The Clippers could take the court to night as I write this, for a critical playoff game against the Golden State Warriors, with clear minds, knowing that justice had been served, that their league would not tolerate a racist owner.

"On this day, Adam Silver is not only the owners' commissioner, he is the players' commissioner, and we're proud to call him our commissioner," said Sacramento Mayor Kevin Johnson, the former NBA star who is working with the players association.

A commissioner, like a president, does not get to choose the issues or the moments that define him. This crisis, which began when TMZ released an audiotape of Sterling making racist comments, threatened to tarnish Silver's tenure before it had really begun.

Adam Silver happily spent his first three months on the job campaigning for a higher age requirement, flirting with new ideas about the draft lottery and the playoffs, and pushing for greater transparency in officiating. In a time of labor peace and generally strong TV ratings, Silver was free to indulge in visionary thinking.
Then came the audiotapes—first nine minutes and then 15 minutes of rambling bigotry, paranoia, self-delusion and latent misogyny. It hit the NBA like an anvil, disrupting a riveting first round of playoffs, dealing Silver his first great test.

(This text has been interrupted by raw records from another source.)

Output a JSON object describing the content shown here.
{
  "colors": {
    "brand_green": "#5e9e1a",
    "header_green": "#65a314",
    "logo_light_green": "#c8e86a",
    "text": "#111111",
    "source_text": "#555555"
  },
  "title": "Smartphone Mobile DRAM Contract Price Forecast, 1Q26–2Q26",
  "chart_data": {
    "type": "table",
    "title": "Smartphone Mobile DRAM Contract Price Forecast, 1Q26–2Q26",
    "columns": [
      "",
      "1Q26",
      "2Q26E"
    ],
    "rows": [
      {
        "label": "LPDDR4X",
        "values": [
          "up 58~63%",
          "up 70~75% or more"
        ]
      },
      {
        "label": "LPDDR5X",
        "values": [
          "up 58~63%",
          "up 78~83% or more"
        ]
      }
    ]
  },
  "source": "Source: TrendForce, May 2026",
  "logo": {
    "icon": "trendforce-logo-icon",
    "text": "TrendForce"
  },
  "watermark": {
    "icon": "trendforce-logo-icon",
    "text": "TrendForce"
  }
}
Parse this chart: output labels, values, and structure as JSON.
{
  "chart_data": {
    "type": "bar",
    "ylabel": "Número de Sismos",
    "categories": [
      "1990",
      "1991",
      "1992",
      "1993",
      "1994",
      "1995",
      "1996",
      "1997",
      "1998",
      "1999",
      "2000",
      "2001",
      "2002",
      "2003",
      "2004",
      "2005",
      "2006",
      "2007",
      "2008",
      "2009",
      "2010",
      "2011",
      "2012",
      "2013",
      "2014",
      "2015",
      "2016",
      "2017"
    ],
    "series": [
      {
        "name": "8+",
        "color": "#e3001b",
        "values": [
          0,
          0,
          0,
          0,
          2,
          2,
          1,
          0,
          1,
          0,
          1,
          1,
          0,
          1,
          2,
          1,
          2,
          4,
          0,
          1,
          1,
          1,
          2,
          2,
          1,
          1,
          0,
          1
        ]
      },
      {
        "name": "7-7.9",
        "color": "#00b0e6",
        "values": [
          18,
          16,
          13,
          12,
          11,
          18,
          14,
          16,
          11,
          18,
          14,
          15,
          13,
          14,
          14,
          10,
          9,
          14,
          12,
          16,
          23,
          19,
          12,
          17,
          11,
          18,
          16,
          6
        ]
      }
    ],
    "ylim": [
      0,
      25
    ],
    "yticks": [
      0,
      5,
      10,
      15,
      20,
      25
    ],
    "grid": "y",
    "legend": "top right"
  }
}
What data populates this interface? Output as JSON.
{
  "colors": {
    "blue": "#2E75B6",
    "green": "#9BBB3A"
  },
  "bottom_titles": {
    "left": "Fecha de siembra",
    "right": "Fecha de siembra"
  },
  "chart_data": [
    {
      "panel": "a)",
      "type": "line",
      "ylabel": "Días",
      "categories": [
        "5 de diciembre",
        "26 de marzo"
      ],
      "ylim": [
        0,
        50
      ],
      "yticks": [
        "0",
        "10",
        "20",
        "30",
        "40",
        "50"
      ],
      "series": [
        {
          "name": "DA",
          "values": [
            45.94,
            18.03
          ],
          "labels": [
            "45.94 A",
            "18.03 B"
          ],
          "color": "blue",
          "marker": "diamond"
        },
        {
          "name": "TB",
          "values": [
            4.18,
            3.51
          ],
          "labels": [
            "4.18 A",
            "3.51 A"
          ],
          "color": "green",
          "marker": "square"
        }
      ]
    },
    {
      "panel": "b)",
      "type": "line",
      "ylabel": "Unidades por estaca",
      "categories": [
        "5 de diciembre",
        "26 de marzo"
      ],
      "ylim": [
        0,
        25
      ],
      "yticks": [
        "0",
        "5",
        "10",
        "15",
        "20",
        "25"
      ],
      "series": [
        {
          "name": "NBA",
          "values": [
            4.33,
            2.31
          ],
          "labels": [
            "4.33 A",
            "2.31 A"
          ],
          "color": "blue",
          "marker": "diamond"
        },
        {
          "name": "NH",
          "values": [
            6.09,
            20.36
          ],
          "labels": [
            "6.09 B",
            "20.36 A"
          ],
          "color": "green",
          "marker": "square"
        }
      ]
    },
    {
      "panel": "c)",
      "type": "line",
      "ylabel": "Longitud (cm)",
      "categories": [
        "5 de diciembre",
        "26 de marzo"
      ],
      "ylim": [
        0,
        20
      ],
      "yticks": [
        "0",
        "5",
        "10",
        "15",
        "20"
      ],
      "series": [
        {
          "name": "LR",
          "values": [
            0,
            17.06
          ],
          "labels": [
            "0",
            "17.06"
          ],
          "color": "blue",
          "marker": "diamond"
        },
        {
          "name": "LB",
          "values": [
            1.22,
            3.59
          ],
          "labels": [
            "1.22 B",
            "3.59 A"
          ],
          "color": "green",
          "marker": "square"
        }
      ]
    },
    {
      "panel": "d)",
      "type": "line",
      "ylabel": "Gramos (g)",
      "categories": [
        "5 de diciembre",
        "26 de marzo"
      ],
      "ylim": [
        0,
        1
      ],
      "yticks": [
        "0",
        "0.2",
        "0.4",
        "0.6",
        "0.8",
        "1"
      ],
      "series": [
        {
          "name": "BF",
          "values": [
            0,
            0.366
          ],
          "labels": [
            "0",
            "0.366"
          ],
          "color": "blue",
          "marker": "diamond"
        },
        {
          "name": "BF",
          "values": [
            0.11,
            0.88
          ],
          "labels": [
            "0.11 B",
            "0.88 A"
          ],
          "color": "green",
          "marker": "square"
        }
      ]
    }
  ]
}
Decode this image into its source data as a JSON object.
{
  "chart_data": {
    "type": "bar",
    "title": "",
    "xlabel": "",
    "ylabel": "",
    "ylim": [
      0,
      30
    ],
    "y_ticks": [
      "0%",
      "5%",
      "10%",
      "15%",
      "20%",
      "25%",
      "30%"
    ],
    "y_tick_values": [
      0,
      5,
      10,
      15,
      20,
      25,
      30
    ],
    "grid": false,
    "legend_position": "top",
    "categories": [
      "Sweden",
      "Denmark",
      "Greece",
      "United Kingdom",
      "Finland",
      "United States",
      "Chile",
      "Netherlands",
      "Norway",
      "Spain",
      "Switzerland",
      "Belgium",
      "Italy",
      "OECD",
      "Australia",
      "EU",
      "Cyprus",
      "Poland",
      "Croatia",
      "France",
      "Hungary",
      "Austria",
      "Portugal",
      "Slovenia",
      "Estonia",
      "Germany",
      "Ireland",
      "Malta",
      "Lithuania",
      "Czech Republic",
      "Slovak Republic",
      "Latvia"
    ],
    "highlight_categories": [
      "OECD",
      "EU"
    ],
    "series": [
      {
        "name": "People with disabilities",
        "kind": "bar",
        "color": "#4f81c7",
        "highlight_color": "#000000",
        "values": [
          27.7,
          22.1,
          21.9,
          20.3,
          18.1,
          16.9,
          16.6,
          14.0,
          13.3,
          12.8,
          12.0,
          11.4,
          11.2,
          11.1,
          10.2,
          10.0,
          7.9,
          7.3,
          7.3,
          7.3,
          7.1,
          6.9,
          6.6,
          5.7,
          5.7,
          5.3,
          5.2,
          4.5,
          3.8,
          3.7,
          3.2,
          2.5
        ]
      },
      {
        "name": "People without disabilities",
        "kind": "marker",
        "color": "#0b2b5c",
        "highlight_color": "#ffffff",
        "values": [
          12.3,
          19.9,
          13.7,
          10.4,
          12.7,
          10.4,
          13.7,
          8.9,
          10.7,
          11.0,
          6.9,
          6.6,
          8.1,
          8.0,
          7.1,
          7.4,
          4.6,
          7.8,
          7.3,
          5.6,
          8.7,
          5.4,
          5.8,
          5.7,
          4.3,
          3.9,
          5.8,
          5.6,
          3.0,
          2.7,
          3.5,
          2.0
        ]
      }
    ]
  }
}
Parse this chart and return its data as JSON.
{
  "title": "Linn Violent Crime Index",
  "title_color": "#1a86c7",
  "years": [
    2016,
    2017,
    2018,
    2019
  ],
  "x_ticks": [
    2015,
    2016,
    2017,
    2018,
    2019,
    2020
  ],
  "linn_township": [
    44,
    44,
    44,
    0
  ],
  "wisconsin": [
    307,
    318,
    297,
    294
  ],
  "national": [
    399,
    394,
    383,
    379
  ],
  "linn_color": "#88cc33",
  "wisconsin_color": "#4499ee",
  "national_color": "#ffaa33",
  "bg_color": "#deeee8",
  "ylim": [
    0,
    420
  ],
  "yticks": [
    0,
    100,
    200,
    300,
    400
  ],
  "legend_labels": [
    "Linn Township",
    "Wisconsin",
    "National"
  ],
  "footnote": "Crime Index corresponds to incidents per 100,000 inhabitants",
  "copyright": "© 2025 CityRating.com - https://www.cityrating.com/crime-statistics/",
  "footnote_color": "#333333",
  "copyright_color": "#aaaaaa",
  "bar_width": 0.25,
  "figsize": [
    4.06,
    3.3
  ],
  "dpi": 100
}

"When I first heard it, I was shocked," Silver said in his news conference. "I was hoping somehow that it was fraudulent or that it had been doctored, that possibly it wasn't indeed Donald Sterling."
The league's investigation was brief, the conclusions unambiguous: Yes, that was Sterling's voice. No, the tape had not been doctored. Sterling admitted to all of it, though without expressing any sense of remorse or regret, Silver said.

Give  credit to Commisioner Silver with acting swiftly and boldly. The lifetime ban and the $2.5 million fine represent the maximum penalties the NBA commissioner can levy under league bylaws. The rest is up to the owners, with a three-fourths majority vote required to force Sterling to sell.

But Silver spoke with absolute clarity: He wants Sterling gone, whatever it takes, and whatever the legal risks might be. It was an aggressive stand, delivered with a righteous fury rarely seen from the lawyerly Silver.

"The views expressed by Mr. Sterling are deeply offensive and harmful," Silver said. "That they came from an NBA owner only heightens the damage and my personal outrage."

As he continued, Silver's tone grew edgier, angrier.

"I am personally distraught that the views expressed by Mr. Sterling came from within an institution that has historically taken such a leadership role in matters of race relations, and caused current and former players, coaches, fans and partners of the NBA to question their very association with the league," he said.

For now,I'll clap my hands...I have to admit...I thought that at best this guy was going to get a slap on the wrist....I am glad to be wrong...but there is no time for any parade.....There is lots of work to be done!